- Born: November 20, 1972 (age 53) York, Ontario, Canada
- Height: 6 ft 0 in (183 cm)
- Weight: 194 lb (88 kg; 13 st 12 lb)
- Position: Goaltender
- Caught: Left
- Played for: Sheffield Steelers (EIHL) Newcastle Vipers (EIHL) EC KAC (Aus) Hannover Scorpions (DEL) Kölner Haie (DEL) Malmö IF (Sweden) HPK (Finland) EHC Lustenau (Austria) Cape Breton Oilers (AHL)
- National team: Canada
- NHL draft: 34th overall, 1991 Edmonton Oilers
- Playing career: 1992–2010

= Andrew Verner =

Canadian ice hockey player

Andrew Verner (born November 20, 1972) is a Canadian retired ice hockey goaltender. He most recently played for Sheffield Steelers, in the UK's Elite Ice Hockey League.

==Playing career==
Verner was born in York, Ontario. He played junior hockey in the Ontario Hockey League for the Peterborough Petes. He was drafted 34th overall by the Edmonton Oilers in the 1991 NHL entry draft, but spent three seasons playing in the American Hockey League for the Cape Breton Oilers and never managed to play in the NHL.

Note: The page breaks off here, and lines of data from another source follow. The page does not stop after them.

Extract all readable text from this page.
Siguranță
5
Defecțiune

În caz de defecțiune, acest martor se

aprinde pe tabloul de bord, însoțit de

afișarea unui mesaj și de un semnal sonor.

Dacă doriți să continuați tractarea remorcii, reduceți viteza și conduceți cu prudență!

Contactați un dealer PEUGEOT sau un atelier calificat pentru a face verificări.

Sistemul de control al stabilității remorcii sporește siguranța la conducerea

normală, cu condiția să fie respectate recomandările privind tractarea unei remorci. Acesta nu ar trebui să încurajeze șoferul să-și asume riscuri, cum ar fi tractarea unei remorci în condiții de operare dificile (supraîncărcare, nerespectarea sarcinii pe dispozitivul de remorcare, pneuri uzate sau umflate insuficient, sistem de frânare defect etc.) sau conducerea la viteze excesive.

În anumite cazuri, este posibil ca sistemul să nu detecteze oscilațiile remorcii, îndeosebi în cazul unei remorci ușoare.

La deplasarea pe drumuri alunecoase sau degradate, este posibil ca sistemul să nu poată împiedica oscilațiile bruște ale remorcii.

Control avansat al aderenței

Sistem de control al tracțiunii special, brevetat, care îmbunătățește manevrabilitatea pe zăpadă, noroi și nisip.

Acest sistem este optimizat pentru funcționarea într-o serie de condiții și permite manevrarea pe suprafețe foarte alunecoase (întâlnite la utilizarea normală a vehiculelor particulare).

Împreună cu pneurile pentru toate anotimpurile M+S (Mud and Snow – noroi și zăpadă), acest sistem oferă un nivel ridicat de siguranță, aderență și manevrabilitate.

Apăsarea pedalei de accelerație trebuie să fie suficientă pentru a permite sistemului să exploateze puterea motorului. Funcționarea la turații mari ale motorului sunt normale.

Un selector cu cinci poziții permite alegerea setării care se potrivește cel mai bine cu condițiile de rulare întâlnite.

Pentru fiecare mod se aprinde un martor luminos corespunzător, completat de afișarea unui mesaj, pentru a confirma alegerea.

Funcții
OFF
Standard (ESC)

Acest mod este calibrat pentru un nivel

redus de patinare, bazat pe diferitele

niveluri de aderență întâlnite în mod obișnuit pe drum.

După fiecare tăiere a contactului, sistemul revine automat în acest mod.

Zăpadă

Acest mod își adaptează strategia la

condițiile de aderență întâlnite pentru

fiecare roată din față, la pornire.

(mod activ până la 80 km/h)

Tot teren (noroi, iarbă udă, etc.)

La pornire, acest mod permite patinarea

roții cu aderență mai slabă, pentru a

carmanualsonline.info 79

Since 1995, Verner has played in European leagues, beginning with a spell in Austria for EHC Lustenau, followed by a season in Finland's SM-liiga with HPK where he served as the team's starting goalie. He then spent two seasons in Sweden playing in the Elitserien with Malmö IF. He moved to the Deutsche Eishockey Liga in Germany, spending two seasons with the Kölner Haie and two seasons with the Hannover Scorpions. He returned to Austria to play for EC KAC in 2003 and stayed with the team until 2008, when he joined the Newcastle Vipers in the United Kingdom.

He spent the 08/09 season playing for the Newcastle Vipers in the UK's Elite Ice Hockey League. At the end of that season, he was made a free agent before signing for Sheffield Steelers in October '09 as a replacement for injured goalie Kevin Reiter. In 2010, Verner retired after playing 17 professional seasons.

On May 2, 2012, the Peterborough Petes hired Verner as their new full-time goaltending coach, taking over for Ron Tugnutt, who stepped aside as the team's goaltending consultant after two seasons.

On August 21, 2014, The Peterborough Petes named Verner as an Assistant Coach serving under Head Coach Jody Hull. On January 5, 2018, was named the interim head coach of the Petes. He was an Associate Coach when the Petes won the OHL championship in 2022-2023.